Friday, August 26, 2011

Chilean Economic model: The social cost of oligopoly (I)
In recent months, Chilean society has been stressed with street demonstration . Why?. Lets try some explanation.When the “Chilean Model” started out 36 year ago, it was based upon a free market economy, with the private sector on the lead to support economic growth and wealth creation, and the state playing a complementary role with the private sector and focusing on public policies related to poverty reduction . The results are impressive. In 2010, Chile became an OECD member. It has reduced poverty from 40% in 1990 to 14 % (roughly)in the year 2009, income per capita has grown in the same period from USS 4000 up to USS16000(ppp),and the current expectation is to reach a developed country status in the year 2018.On the other side ,it is the inequality issue with the Gini coefficient(GC) in 55, which of course is far from the OECD level, which has an average of 32 (GC). Besides, beyond statistics outcomes, there are clear signals of oligopoly in Economic, Political and social areas. The first implications is that those results(poverty , income per capita and inequality index) could have been much better, whether a real free market economics would have prevailed all along.

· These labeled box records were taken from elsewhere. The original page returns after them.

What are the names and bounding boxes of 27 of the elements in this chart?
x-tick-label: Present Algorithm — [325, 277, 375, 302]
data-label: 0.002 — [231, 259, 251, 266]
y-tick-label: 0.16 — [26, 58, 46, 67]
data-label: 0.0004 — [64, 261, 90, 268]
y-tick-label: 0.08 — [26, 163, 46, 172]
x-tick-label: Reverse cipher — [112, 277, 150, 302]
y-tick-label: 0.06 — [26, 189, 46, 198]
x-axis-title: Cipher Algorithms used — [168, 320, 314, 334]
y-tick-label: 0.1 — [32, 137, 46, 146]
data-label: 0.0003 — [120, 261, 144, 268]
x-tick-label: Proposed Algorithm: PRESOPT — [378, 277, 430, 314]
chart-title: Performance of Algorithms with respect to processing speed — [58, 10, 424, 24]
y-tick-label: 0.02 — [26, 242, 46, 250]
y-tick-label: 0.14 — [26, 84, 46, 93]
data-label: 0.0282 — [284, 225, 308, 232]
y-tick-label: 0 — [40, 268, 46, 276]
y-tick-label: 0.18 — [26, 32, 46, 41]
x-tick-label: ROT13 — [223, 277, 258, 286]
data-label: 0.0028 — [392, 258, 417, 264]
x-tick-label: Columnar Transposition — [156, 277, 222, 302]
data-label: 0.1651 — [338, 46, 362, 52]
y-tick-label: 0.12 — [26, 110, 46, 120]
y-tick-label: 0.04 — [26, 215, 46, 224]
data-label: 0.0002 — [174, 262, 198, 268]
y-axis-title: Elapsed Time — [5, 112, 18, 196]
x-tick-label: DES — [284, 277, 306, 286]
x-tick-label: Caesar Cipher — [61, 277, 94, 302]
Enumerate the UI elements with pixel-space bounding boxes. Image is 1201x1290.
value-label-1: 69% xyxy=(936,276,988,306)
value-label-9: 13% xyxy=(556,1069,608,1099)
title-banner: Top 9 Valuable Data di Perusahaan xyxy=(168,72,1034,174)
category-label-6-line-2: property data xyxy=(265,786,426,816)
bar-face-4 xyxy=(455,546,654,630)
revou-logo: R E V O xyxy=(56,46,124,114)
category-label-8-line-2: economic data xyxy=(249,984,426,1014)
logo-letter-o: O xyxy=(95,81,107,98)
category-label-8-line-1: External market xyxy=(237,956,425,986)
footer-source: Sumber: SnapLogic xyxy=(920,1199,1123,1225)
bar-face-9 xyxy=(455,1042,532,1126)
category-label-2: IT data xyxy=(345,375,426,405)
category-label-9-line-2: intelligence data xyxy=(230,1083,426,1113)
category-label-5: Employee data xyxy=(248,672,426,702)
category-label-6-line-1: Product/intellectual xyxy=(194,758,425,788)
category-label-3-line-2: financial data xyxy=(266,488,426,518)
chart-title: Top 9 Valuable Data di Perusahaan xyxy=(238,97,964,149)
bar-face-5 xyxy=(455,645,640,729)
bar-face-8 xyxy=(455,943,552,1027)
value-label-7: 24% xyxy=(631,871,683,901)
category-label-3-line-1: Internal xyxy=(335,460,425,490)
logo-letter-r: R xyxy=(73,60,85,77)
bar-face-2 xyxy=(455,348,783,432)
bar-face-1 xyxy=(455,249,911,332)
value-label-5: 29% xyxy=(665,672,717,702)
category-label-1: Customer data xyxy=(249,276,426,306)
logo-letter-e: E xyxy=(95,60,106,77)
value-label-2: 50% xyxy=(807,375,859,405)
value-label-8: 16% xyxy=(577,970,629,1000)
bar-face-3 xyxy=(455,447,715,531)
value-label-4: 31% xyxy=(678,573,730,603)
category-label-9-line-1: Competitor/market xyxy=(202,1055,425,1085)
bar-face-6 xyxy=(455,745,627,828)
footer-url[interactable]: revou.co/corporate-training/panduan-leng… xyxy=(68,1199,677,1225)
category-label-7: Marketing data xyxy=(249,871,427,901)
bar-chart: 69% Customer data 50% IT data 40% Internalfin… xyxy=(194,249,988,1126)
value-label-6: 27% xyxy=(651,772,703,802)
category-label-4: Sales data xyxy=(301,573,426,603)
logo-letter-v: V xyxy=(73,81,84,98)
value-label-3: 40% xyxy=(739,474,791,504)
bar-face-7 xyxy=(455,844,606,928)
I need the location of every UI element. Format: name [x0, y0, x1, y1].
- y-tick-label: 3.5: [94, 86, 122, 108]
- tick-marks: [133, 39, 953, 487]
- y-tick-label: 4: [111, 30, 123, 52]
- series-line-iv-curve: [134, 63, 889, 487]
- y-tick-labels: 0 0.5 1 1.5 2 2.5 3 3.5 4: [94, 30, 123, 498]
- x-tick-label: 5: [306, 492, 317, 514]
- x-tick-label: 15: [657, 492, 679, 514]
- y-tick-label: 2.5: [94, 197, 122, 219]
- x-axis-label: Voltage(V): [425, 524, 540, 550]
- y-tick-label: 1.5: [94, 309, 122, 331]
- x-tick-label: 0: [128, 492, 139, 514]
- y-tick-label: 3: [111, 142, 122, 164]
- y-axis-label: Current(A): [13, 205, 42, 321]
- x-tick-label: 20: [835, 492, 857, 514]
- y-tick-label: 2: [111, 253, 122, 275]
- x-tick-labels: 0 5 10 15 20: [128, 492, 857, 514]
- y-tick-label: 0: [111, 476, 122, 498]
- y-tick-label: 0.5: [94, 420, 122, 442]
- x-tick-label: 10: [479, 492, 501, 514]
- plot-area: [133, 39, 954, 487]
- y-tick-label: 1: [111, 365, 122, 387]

Economics analyzes oligopoly as a market failure, because it means competition among the few, which imply welfare losses due to higher prices ,lower employment and productivity than other market arrangement. Oligopoly might lead to collusive action to maximize the outcome of those within the oligopoly area, given that it is easier to coordinate a few. Thus, the “Chilean model” has become a structural oligopoly far from the desired competitive market model set in the seventies. Let get to the specific:
The areas of insurance, banking, retirement fund, retail , private health, beverages, air and load transportation are all oligopoly, although there has been a steady improvement in the institutional framework to deal with its consequences. The social oligopoly arises due to the high level of social segmentation (according to PISA index of Social segmentation(2006), Chile has an index of 52 , while Argentina has 39).This social oligopoly implies that the best of any opportunities, goes to just a few .Thus, the gap between the lowest income and the highest 10% income level in Chile is 46 to1!.(more so if we compare the 5% range ). In the banking industry for instance, the wage gap between the top and the bottom managers has reached 43 to 1 . A recent OECD research, has found that Chilean education is among the more expensive of the world, while its quality levels goes below international standard.( PISA achievement has not been on the top 30%).
The political oligopoly arises, from the fact that democratic elections with the exception of presidential one, do not represent the voters preferences, but the ones of those who designed the process specially aimed to protect the election of those supposedly to be icons of stability and governance. As a result, on any side of political spectrum, just a select group can have the access of being part of democratic game, because as long as they become a “brand”, the electoral system assure them what it is left to be elected.